Os habitantes da região do Alto Camaquã viram, a partir de 2009, suas vidas se transformarem com a implantação de um projeto de desenvolvimento regional com enfoque territorial. O pedaço de chão mais preservado do Bioma Pampa do Rio Grande do Sul e de uma beleza peculiar, mas até então considerado atrasado e pobre, se descobriu singularmente fértil. Com o auxílio da Empresa Brasileira de Pesquisa Agropecuária (Embrapa), o potencial natural da região foi usado a favor da própria comunidade e hoje os produtos são comercializados com a marca Alto Camaquã, sinônimo de qualidade e sustentabilidade. Esse trabalho consolidado e fonte de sustento e renda para 500 famílias, entretanto, está ameaçado pela possibilidade de instalação de uma mineradora pela Votorantim Metais e pela canadense Iamgold Brasil na Vila de Minas do Camaquã, a cerca de 90 quilômetros de Caçapava do Sul, Região Central, e nos limites com os municípios de Bagé, Pinheiro Machado e Santana da Boa Vista.

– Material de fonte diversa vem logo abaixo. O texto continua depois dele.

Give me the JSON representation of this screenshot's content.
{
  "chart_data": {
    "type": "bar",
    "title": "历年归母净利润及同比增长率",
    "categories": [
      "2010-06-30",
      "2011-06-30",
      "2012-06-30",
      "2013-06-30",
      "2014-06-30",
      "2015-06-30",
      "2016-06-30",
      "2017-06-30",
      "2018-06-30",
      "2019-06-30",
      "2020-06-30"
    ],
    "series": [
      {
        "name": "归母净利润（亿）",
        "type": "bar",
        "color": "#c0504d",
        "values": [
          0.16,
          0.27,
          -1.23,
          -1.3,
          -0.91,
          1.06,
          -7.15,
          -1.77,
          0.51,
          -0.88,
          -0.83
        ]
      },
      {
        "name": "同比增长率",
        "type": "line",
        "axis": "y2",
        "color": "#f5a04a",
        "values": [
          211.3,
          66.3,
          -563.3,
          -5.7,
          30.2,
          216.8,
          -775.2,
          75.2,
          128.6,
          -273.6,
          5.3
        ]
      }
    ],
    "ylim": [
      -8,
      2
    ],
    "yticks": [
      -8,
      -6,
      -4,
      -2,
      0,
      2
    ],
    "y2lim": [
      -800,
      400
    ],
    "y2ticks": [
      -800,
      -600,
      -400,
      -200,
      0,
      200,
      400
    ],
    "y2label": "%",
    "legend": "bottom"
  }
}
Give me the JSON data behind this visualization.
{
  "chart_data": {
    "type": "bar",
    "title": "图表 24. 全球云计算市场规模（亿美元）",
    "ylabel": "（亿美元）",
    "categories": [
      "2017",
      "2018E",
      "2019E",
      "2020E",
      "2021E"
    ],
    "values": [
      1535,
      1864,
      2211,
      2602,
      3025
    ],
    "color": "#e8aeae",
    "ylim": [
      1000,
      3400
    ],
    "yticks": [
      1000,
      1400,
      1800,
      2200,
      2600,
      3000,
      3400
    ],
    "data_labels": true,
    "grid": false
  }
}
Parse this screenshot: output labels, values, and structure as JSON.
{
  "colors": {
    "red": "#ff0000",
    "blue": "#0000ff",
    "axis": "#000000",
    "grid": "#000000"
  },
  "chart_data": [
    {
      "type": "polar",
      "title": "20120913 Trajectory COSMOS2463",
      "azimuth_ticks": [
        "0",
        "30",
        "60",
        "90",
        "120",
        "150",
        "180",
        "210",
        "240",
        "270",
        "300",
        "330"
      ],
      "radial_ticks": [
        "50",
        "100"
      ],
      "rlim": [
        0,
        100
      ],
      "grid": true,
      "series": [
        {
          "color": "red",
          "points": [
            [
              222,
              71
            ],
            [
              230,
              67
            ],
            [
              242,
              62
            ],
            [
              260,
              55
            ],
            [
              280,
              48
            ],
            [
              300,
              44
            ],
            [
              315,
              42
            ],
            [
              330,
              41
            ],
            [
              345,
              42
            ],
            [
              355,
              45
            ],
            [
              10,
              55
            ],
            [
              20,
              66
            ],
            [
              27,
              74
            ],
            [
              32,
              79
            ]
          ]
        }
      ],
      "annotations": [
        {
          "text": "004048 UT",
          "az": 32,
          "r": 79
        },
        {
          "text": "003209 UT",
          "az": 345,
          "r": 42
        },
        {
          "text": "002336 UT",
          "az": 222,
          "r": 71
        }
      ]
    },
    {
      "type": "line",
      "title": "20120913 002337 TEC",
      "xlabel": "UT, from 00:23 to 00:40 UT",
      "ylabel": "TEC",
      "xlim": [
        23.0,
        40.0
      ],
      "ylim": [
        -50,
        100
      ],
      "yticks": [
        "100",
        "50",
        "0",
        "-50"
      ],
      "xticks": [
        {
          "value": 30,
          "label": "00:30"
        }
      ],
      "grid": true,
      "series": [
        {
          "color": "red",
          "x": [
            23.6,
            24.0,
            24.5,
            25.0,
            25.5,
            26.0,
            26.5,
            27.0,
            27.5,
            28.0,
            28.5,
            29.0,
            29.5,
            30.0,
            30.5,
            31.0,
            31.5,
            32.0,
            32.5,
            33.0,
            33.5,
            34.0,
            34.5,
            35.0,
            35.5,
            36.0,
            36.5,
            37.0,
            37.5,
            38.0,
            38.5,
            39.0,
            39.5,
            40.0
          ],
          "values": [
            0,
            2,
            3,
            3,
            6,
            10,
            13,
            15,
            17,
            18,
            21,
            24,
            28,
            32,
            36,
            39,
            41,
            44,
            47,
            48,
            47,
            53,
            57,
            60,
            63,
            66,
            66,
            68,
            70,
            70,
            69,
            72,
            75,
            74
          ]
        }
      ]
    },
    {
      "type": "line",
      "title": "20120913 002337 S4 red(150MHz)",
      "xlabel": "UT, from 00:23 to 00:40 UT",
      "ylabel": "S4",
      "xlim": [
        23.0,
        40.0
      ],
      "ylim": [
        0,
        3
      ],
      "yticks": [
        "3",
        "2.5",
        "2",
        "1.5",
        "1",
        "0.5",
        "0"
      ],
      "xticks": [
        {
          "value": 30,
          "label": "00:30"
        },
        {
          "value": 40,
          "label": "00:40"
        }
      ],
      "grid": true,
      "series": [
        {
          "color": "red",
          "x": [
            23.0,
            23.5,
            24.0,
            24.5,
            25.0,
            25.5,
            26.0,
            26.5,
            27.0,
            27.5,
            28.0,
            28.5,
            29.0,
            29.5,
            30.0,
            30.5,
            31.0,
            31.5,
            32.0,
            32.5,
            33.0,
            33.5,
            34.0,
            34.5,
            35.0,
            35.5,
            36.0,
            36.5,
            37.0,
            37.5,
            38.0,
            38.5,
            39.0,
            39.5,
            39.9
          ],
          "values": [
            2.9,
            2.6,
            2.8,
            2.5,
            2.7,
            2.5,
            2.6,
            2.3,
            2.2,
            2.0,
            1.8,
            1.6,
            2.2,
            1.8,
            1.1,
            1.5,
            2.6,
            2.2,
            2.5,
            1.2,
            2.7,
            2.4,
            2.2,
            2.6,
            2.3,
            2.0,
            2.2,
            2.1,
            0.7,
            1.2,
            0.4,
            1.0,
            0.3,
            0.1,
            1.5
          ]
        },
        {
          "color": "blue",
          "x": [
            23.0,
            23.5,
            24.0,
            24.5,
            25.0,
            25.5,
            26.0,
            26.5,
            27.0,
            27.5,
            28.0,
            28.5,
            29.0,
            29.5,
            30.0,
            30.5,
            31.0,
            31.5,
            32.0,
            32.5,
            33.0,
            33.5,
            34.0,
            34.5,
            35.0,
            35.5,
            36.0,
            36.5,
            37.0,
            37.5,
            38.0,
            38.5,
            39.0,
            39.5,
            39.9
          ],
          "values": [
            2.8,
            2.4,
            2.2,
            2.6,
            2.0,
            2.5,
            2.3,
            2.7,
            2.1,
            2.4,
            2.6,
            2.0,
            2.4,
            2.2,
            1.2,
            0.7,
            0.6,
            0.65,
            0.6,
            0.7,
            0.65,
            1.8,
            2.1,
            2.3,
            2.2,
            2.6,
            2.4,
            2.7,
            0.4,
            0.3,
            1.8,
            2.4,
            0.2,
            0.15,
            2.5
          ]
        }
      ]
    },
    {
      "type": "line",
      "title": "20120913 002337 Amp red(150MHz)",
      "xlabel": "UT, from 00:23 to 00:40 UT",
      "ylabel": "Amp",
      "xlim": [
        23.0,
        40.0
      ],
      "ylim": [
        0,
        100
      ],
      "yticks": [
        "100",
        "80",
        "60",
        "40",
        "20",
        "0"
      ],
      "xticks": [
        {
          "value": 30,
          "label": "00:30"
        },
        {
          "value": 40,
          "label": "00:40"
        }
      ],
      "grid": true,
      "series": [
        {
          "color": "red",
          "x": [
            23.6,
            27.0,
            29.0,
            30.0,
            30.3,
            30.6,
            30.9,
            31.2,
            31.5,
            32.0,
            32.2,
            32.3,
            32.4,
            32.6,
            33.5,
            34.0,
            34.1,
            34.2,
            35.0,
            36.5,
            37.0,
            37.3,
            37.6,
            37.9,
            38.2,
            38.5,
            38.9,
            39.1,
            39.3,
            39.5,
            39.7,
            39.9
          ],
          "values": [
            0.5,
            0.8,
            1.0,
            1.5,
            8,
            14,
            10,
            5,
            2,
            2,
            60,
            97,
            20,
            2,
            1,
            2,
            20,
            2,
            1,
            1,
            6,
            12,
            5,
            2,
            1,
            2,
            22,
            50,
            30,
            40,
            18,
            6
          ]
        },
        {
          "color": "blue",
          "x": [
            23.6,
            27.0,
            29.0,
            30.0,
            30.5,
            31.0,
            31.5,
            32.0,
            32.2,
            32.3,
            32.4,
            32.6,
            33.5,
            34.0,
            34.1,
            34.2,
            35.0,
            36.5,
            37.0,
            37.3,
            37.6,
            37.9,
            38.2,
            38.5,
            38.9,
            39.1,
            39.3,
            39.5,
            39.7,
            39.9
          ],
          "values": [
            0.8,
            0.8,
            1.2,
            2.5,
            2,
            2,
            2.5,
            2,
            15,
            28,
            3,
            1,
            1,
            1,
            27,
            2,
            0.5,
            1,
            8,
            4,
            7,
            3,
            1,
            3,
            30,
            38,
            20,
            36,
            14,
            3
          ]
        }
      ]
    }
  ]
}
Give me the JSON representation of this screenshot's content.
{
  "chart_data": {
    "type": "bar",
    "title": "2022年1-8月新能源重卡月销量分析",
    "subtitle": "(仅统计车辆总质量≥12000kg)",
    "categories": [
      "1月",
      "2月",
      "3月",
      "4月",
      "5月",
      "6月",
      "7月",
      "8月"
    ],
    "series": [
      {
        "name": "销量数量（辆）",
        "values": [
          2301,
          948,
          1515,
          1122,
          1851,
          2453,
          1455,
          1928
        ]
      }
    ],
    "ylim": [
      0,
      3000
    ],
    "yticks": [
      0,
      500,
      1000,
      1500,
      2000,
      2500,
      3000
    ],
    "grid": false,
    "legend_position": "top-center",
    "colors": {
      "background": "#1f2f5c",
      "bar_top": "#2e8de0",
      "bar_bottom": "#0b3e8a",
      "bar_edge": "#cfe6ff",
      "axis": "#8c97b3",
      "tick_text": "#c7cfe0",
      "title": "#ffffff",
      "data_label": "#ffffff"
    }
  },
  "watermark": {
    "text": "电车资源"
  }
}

As extensas paisagens naturais da Serra do Sudeste são propícios para a pecuária familiar. A carne de qualidade produzida na região é comercialiazada nos municípios ||Foto: Site Alto Camaquã
As extensas pastagens naturais da Serra do Sudeste são propícias para a pecuária familiar. A carne de qualidade produzida na região é comercialiazada nos municípios | Foto: Site Alto Camaquã

Há nove anos, quando iniciou o trabalho diretamente com os produtores através da Embrapa, a Serra do Sudeste era considerada a região mais atrasada do Estado tanto do ponto de vista tecnológico e econômico quanto em termos de Índice de Desenvolvimento Humano (IDH), relembra o médico veterinário e pesquisador Marcos Borba. A reversão desse quadro negativo, entretanto, não precisou de nenhuma fórmula mágica, muito menos a instalação de um grande empreendimento. Bastou voltar os olhos para as potencialidades do lugar: áreas extensas de pastagens naturais, paisagens exuberantes e água em abundância, que corria do Rio Camaquã, um dos mais limpos do Estado. “Em função das condições ambientais peculiares, com muitas árvores, solos rasos e pedras, o denominado mosaico de campos e florestas, foi impossível mecanizar essa região”, explica ele, sobre as dificuldades para a atividade agrícola.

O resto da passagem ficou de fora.